The new acquisition done by Sue Hand and purchased and donated to King’s College marked the opening of a night celebrating Anthracite Heritage month Thursday, but more compelling imagery awaited.

Penn State University Scranton Professor Emeritus Philip Mosley projected photos and illustration during a wide-ranging lecture on how the Anthracite Industry infused the region — and continues to do so — ever since most of the booming mines closed and the remnant breaker behemoths disappeared. There were pictures of children smudged in the black stuff from a day at the mines, of a statue depicting a hooded member of the Molly Maguires about to be hanged, of “dark tourists” spray painting an abandoned road in Centralia, the town that withered amid fumes from an underground coal fire gone amok.

“In the ’60s and ’70s there was something of a collective amnesia about anthracite history,” Mosley said as he discussed his new book “Telling of the Anthracite: A Pennsylvania Posthistory.”

Hard coal brought the region to a crest as it fed the nation’s industrial revolution, then to its knees after the 1959 Knox mine disaster and Centralia exposed the high hazards of an already ailing business engine.

“It was those two terrible events that really put the nail in the coffin,” he added.

Mosley served as speaker for the Annual Msgr. John J. Curran Lecture at King’s, named after a Catholic priest who proved instrumental in fighting for miner labor rights and resolving strikes, most famously one in 1902 that pitted charismatic union leader John Mitchell against increasingly impatient President Theodore Roosevelt. Stationed in Wilkes-Barre, Curran earned the trust of both.

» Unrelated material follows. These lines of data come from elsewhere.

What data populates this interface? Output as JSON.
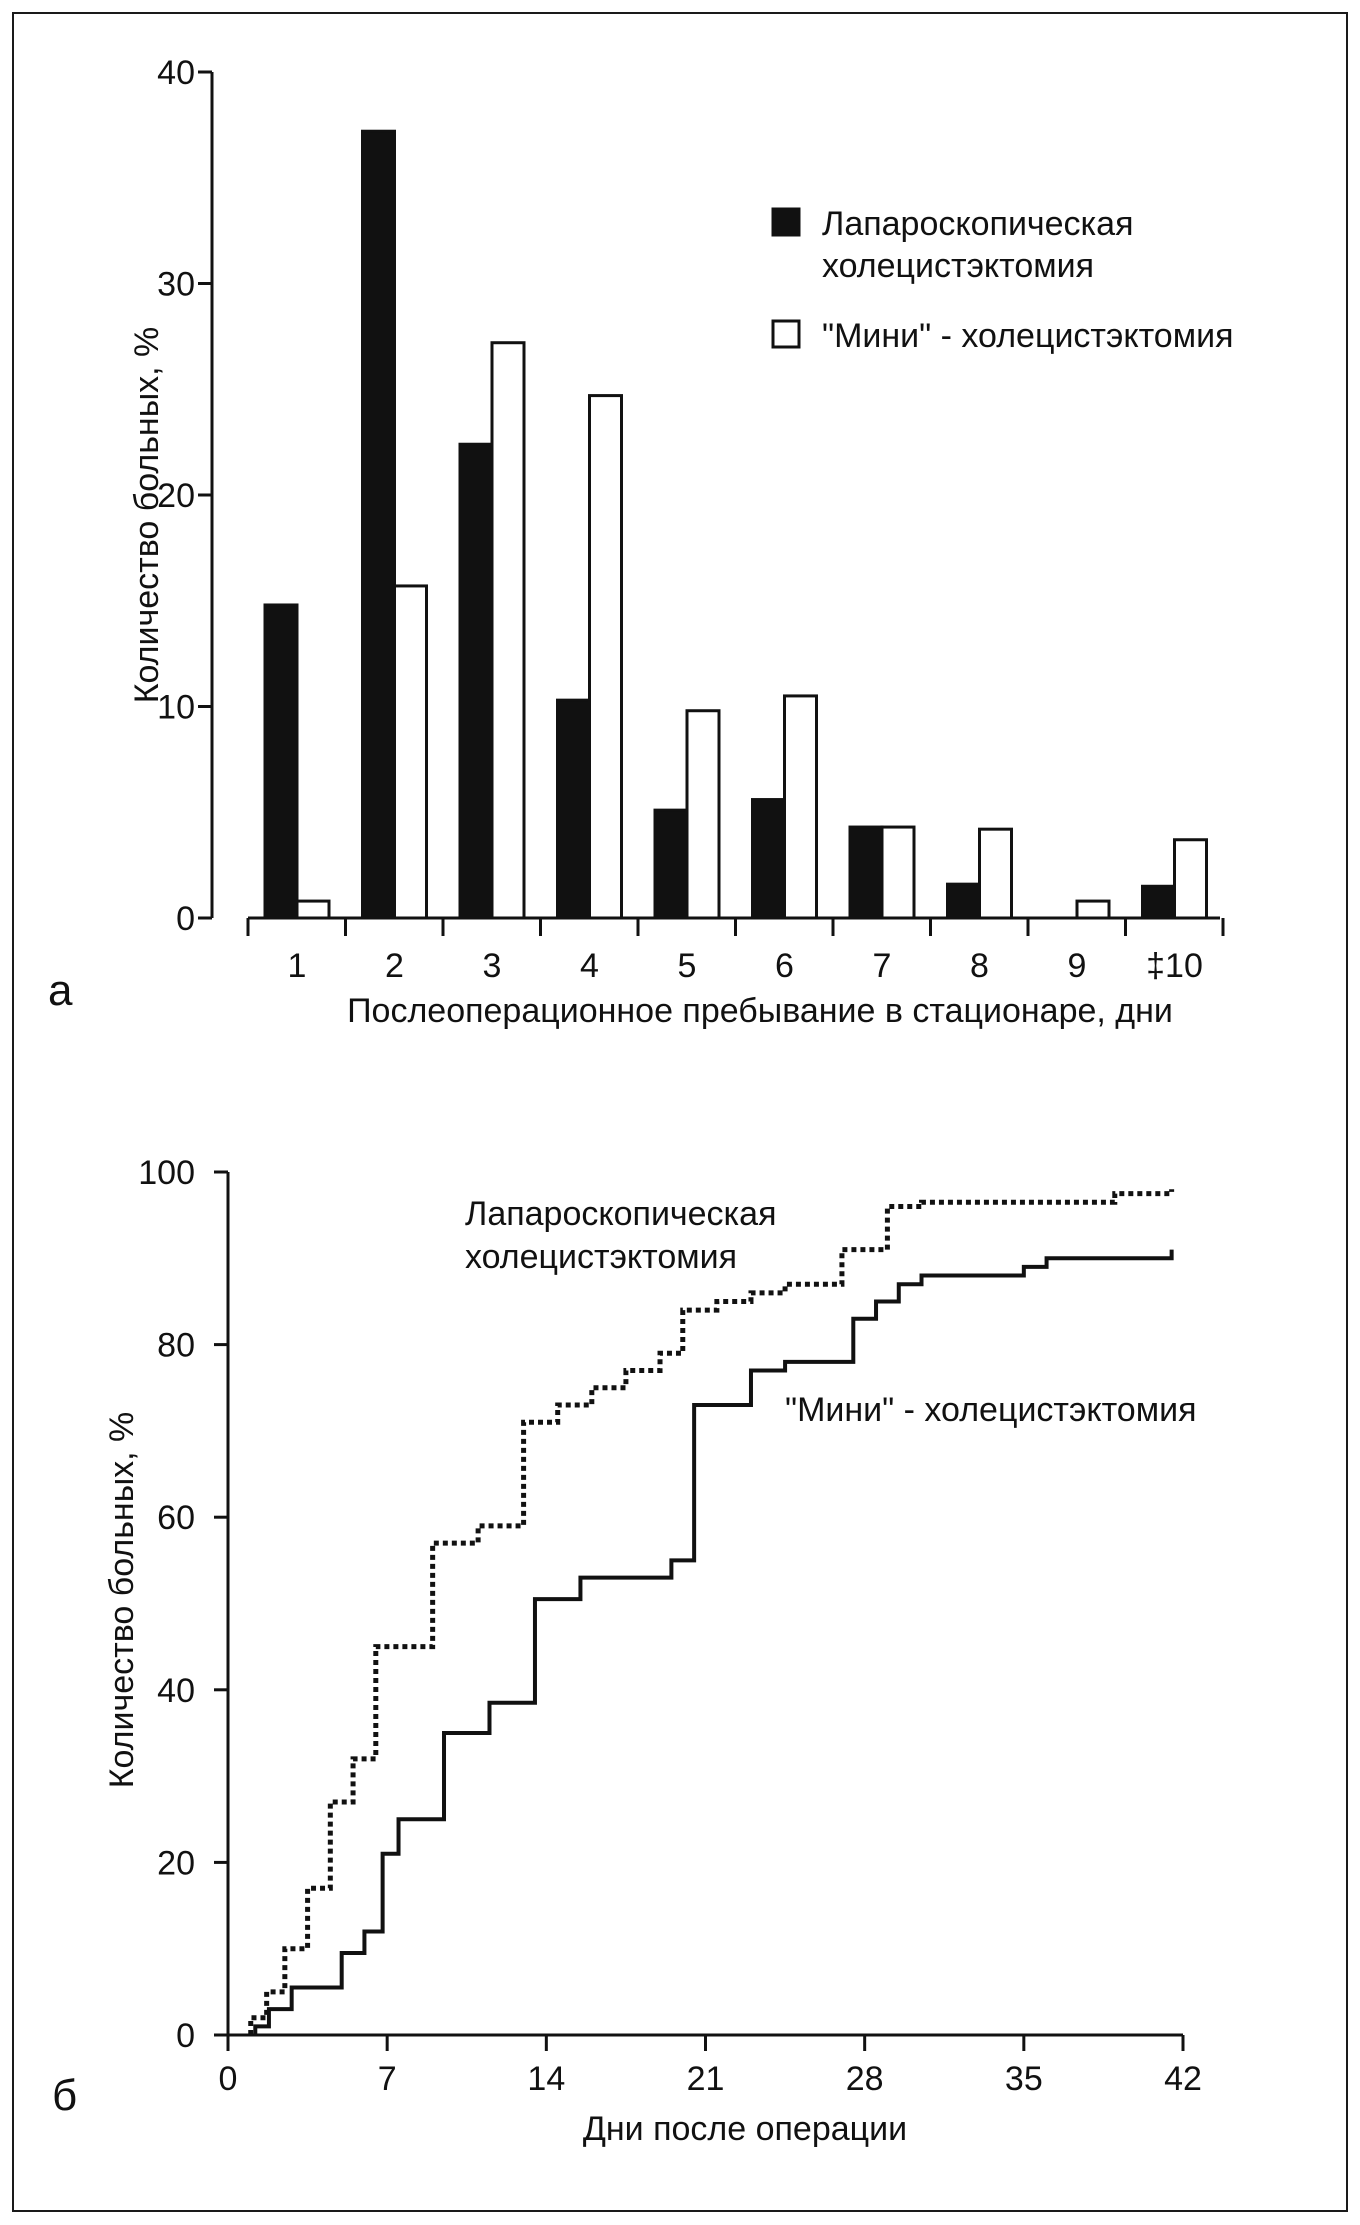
{
  "chart_data": [
    {
      "type": "bar",
      "panel_label": "а",
      "xlabel": "Послеоперационное пребывание в стационаре, дни",
      "ylabel": "Количество больных, %",
      "ylim": [
        0,
        40
      ],
      "yticks": [
        0,
        10,
        20,
        30,
        40
      ],
      "categories": [
        "1",
        "2",
        "3",
        "4",
        "5",
        "6",
        "7",
        "8",
        "9",
        "‡10"
      ],
      "series": [
        {
          "name": "Лапароскопическая холецистэктомия",
          "legend_lines": [
            "Лапароскопическая",
            "холецистэктомия"
          ],
          "fill": "#111111",
          "values": [
            14.8,
            37.2,
            22.4,
            10.3,
            5.1,
            5.6,
            4.3,
            1.6,
            0,
            1.5
          ]
        },
        {
          "name": "\"Мини\"-холецистэктомия",
          "legend_lines": [
            "\"Мини\" - холецистэктомия"
          ],
          "fill": "#ffffff",
          "values": [
            0.8,
            15.7,
            27.2,
            24.7,
            9.8,
            10.5,
            4.3,
            4.2,
            0.8,
            3.7
          ]
        }
      ],
      "grid": false,
      "legend_position": "top-right"
    },
    {
      "type": "line",
      "step": true,
      "panel_label": "б",
      "xlabel": "Дни после операции",
      "ylabel": "Количество больных, %",
      "xlim": [
        0,
        42
      ],
      "ylim": [
        0,
        100
      ],
      "xticks": [
        0,
        7,
        14,
        21,
        28,
        35,
        42
      ],
      "yticks": [
        0,
        20,
        40,
        60,
        80,
        100
      ],
      "series": [
        {
          "name": "Лапароскопическая холецистэктомия",
          "label_lines": [
            "Лапароскопическая",
            "холецистэктомия"
          ],
          "style": "dotted",
          "x": [
            1,
            1.7,
            2.5,
            3.5,
            4.5,
            5.5,
            6.5,
            9,
            11,
            13,
            14.5,
            16,
            17.5,
            19,
            20,
            21.5,
            23,
            24.5,
            27,
            29,
            30.5,
            32,
            39,
            41.5
          ],
          "y": [
            2,
            5,
            10,
            17,
            27,
            32,
            45,
            57,
            59,
            71,
            73,
            75,
            77,
            79,
            84,
            85,
            86,
            87,
            91,
            96,
            96.5,
            96.5,
            97.5,
            98
          ]
        },
        {
          "name": "\"Мини\"-холецистэктомия",
          "label_lines": [
            "\"Мини\" - холецистэктомия"
          ],
          "style": "solid",
          "x": [
            1.2,
            1.8,
            2.8,
            5,
            6,
            6.8,
            7.5,
            9.5,
            11.5,
            13.5,
            15.5,
            19.5,
            20.5,
            23,
            24.5,
            27.5,
            28.5,
            29.5,
            30.5,
            31.5,
            35,
            36,
            41.5
          ],
          "y": [
            1,
            3,
            5.5,
            9.5,
            12,
            21,
            25,
            35,
            38.5,
            50.5,
            53,
            55,
            73,
            77,
            78,
            83,
            85,
            87,
            88,
            88,
            89,
            90,
            91
          ]
        }
      ],
      "grid": false
    }
  ]
}
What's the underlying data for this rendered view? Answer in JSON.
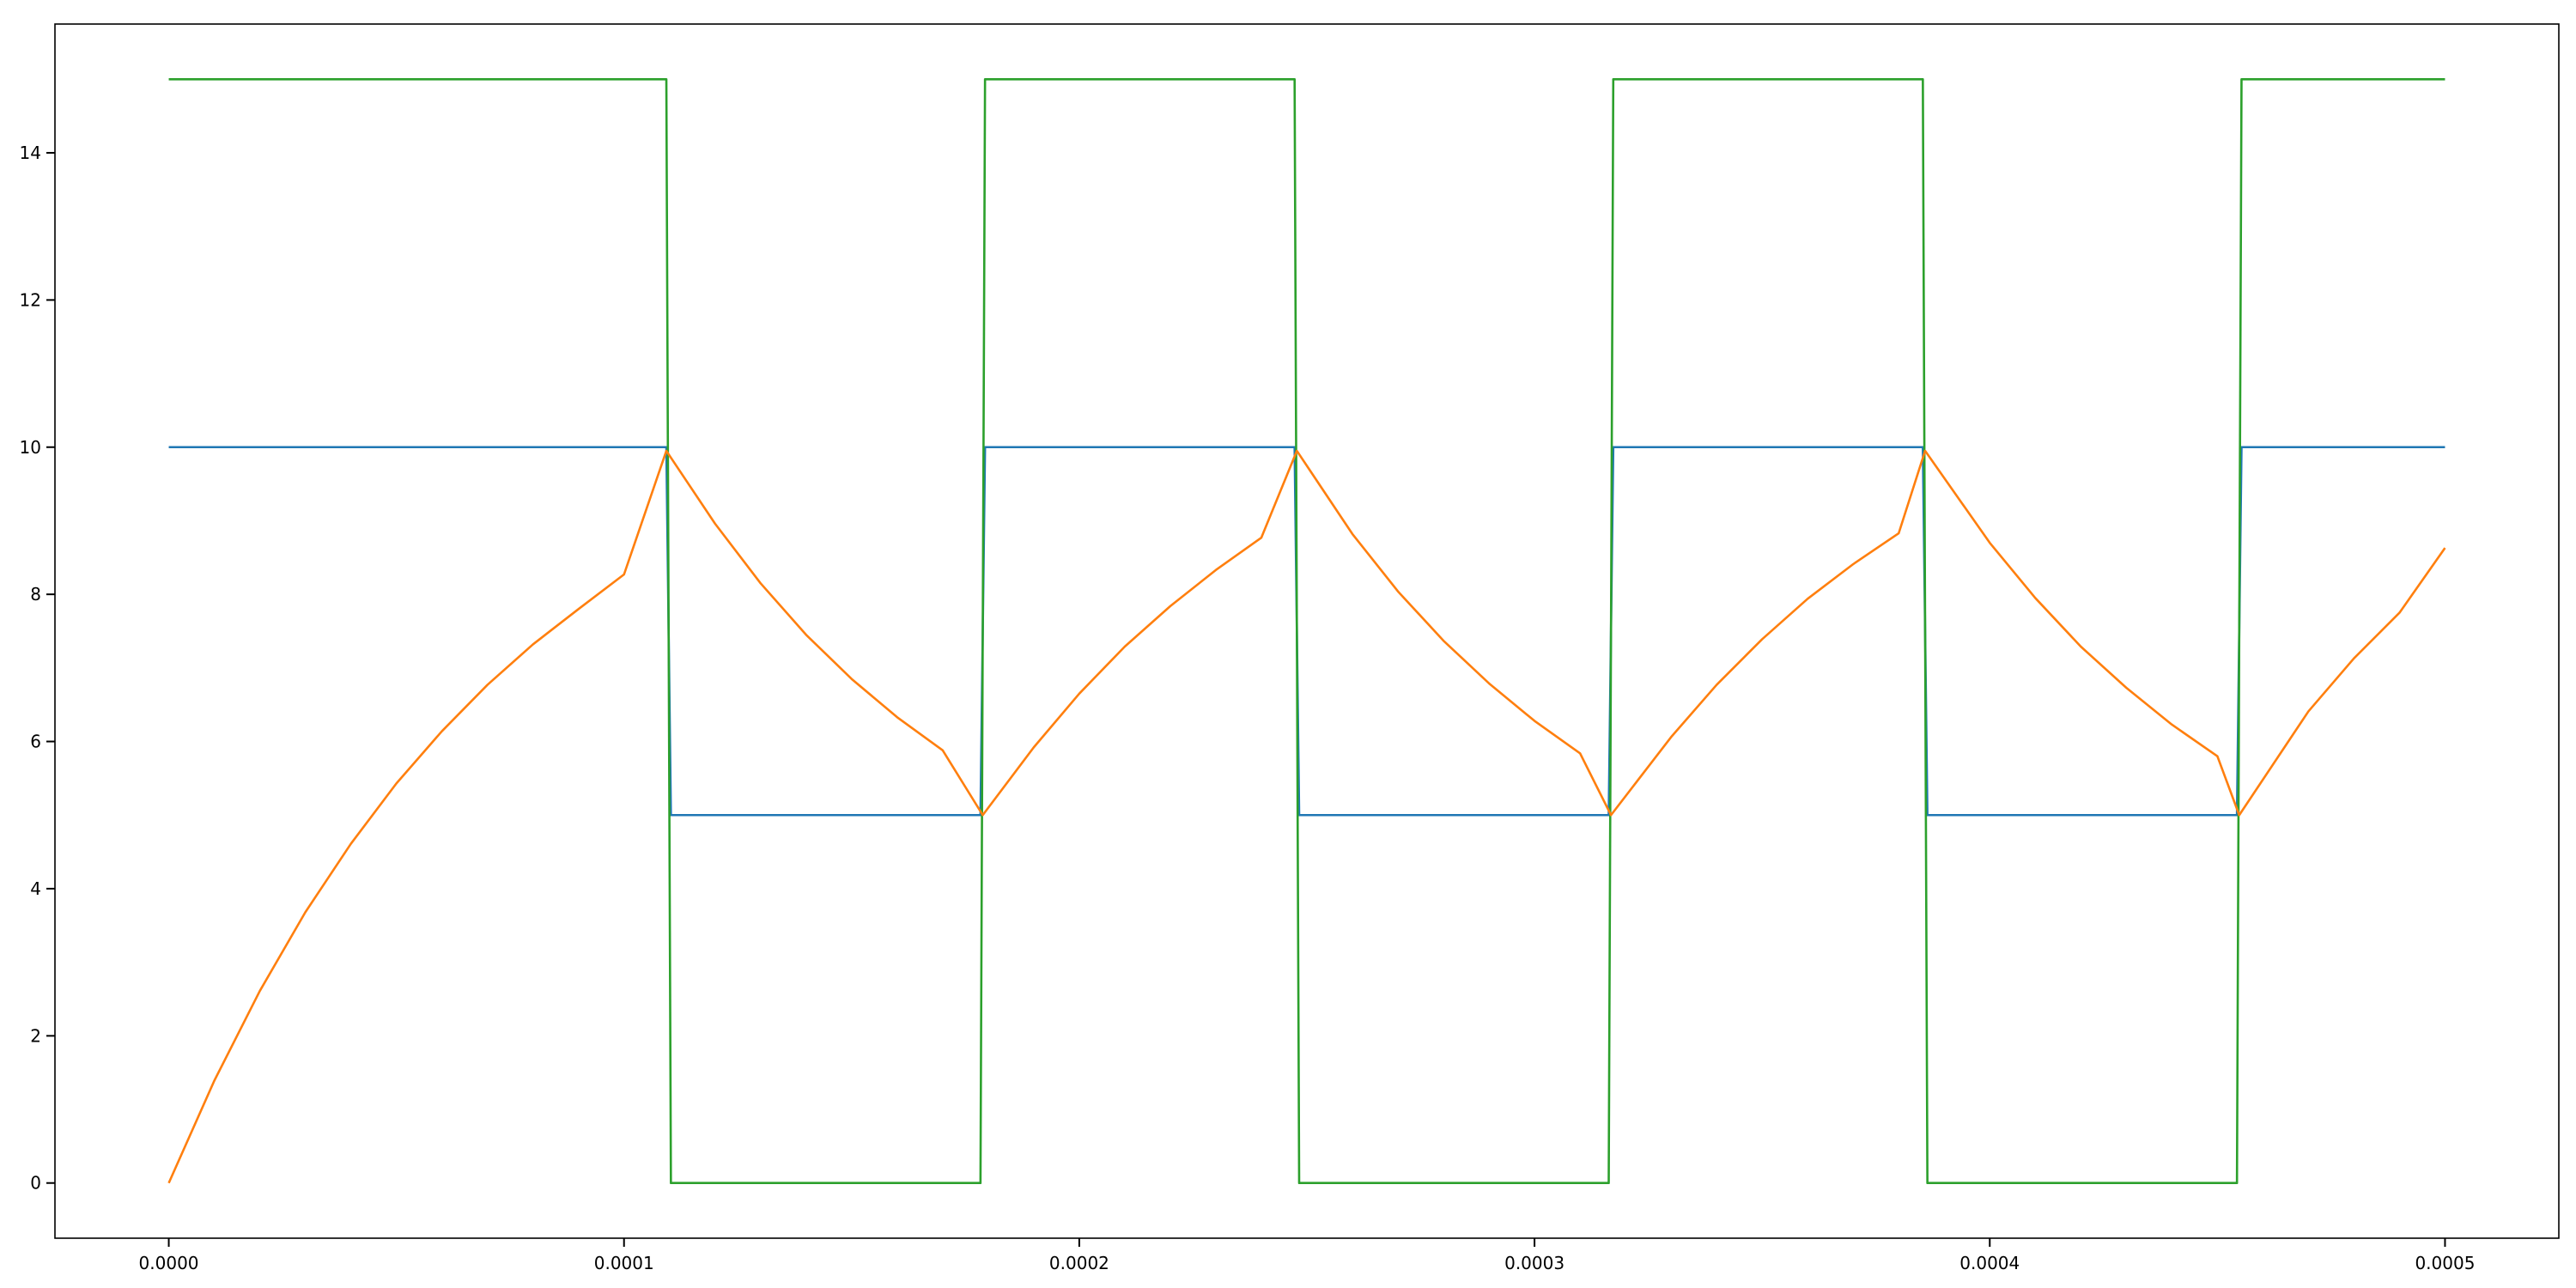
{
  "chart_data": {
    "type": "line",
    "title": "",
    "xlabel": "",
    "ylabel": "",
    "xlim": [
      -2.5e-05,
      0.000525
    ],
    "ylim": [
      -0.75,
      15.75
    ],
    "grid": false,
    "legend": "none",
    "x_ticks": [
      {
        "value": 0.0,
        "label": "0.0000"
      },
      {
        "value": 0.0001,
        "label": "0.0001"
      },
      {
        "value": 0.0002,
        "label": "0.0002"
      },
      {
        "value": 0.0003,
        "label": "0.0003"
      },
      {
        "value": 0.0004,
        "label": "0.0004"
      },
      {
        "value": 0.0005,
        "label": "0.0005"
      }
    ],
    "y_ticks": [
      {
        "value": 0,
        "label": "0"
      },
      {
        "value": 2,
        "label": "2"
      },
      {
        "value": 4,
        "label": "4"
      },
      {
        "value": 6,
        "label": "6"
      },
      {
        "value": 8,
        "label": "8"
      },
      {
        "value": 10,
        "label": "10"
      },
      {
        "value": 12,
        "label": "12"
      },
      {
        "value": 14,
        "label": "14"
      }
    ],
    "series": [
      {
        "color": "#1f77b4",
        "x": [
          0,
          0.0001093,
          0.0001103,
          0.0001783,
          0.0001793,
          0.0002473,
          0.0002483,
          0.0003163,
          0.0003173,
          0.0003853,
          0.0003863,
          0.0004543,
          0.0004553,
          0.0005
        ],
        "y": [
          10,
          10,
          5,
          5,
          10,
          10,
          5,
          5,
          10,
          10,
          5,
          5,
          10,
          10
        ]
      },
      {
        "color": "#2ca02c",
        "x": [
          0,
          0.0001093,
          0.0001103,
          0.0001783,
          0.0001793,
          0.0002473,
          0.0002483,
          0.0003163,
          0.0003173,
          0.0003853,
          0.0003863,
          0.0004543,
          0.0004553,
          0.0005
        ],
        "y": [
          15,
          15,
          0,
          0,
          15,
          15,
          0,
          0,
          15,
          15,
          0,
          0,
          15,
          15
        ]
      },
      {
        "color": "#ff7f0e",
        "x": [
          0,
          1e-05,
          2e-05,
          3e-05,
          4e-05,
          5e-05,
          6e-05,
          7e-05,
          8e-05,
          9e-05,
          0.0001,
          0.0001093,
          0.00012,
          0.00013,
          0.00014,
          0.00015,
          0.00016,
          0.00017,
          0.0001788,
          0.00019,
          0.0002,
          0.00021,
          0.00022,
          0.00023,
          0.00024,
          0.0002478,
          0.00026,
          0.00027,
          0.00028,
          0.00029,
          0.0003,
          0.00031,
          0.0003168,
          0.00033,
          0.00034,
          0.00035,
          0.00036,
          0.00037,
          0.00038,
          0.0003858,
          0.0004,
          0.00041,
          0.00042,
          0.00043,
          0.00044,
          0.00045,
          0.0004548,
          0.00047,
          0.00048,
          0.00049,
          0.0005
        ],
        "y": [
          0,
          1.39,
          2.61,
          3.68,
          4.61,
          5.43,
          6.14,
          6.77,
          7.32,
          7.8,
          8.27,
          9.95,
          8.96,
          8.15,
          7.45,
          6.85,
          6.33,
          5.88,
          5.0,
          5.92,
          6.65,
          7.29,
          7.84,
          8.33,
          8.77,
          9.95,
          8.82,
          8.04,
          7.37,
          6.79,
          6.28,
          5.84,
          5.0,
          6.06,
          6.77,
          7.39,
          7.94,
          8.41,
          8.83,
          9.95,
          8.7,
          7.95,
          7.29,
          6.73,
          6.23,
          5.8,
          5.0,
          6.41,
          7.13,
          7.75,
          8.63
        ]
      }
    ]
  }
}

Before the lecture, current King’s President The Rev. Thomas Looney spoke briefly about the school’s origins as a place to educate the children of coal miners, and of the relatively new Miner’s Memorial just outside the building where the events were held. It includes the etched names of many local miners that, he said “call out to us today, to make the world a better place.”

Local artist Sue Hand then joined in unveiling the painting, bought for King’s by the Anthracite Heritage Foundation. She noted it is one of about 130 breakers she has recreated from photos and old drawings, always working to paint faces of people who actually lived when the places were working. This one, she pointed out, prominently included a man who had worked the Dorrance operation.

The crowd retreated to a nearby classroom for Mosley’s lecture about the book, which he said attempted to review the many ways Anthracite history has morphed since the ’60s. When anthracite faded as a home heating fuel, businesses embraced the fact that coal-fired plants generated electricity. “Coal keeps the light on” one large pipe-like structure read as it spanned a road in one projected photo. “America’s black diamond,” another business sign read. “Lou digs coal” a sign outside a coal operation boasted in support of former U.S. Congressman Lou Barletta’s bid for office — an example of “politicizing the boosterism of coal.”

He showed memorials, murals and other works tied to the coal industry, a photo of the orange/yellow acid mine drainage water spewing from a bore hole near Old Forge, the graffiti-smeared, long-abandoned “Concrete City” remains near Nanticoke, an “Anthracite provisions” van for meat vendor in Shamokin, and the modern “Anthracite Cafe” in Wilkes-Barre,

There was an original bus shelter for miners recently restored with an actual slogan from the prime of coal time asking “Did you produce a car more today?” And a photo of the weathered, glass-shattered Huber Breaker — eventually razed despite a huge effort to preserve it.

“That was the last one,” Mosley said. “One by one, they all went. And that’s a crying shame.”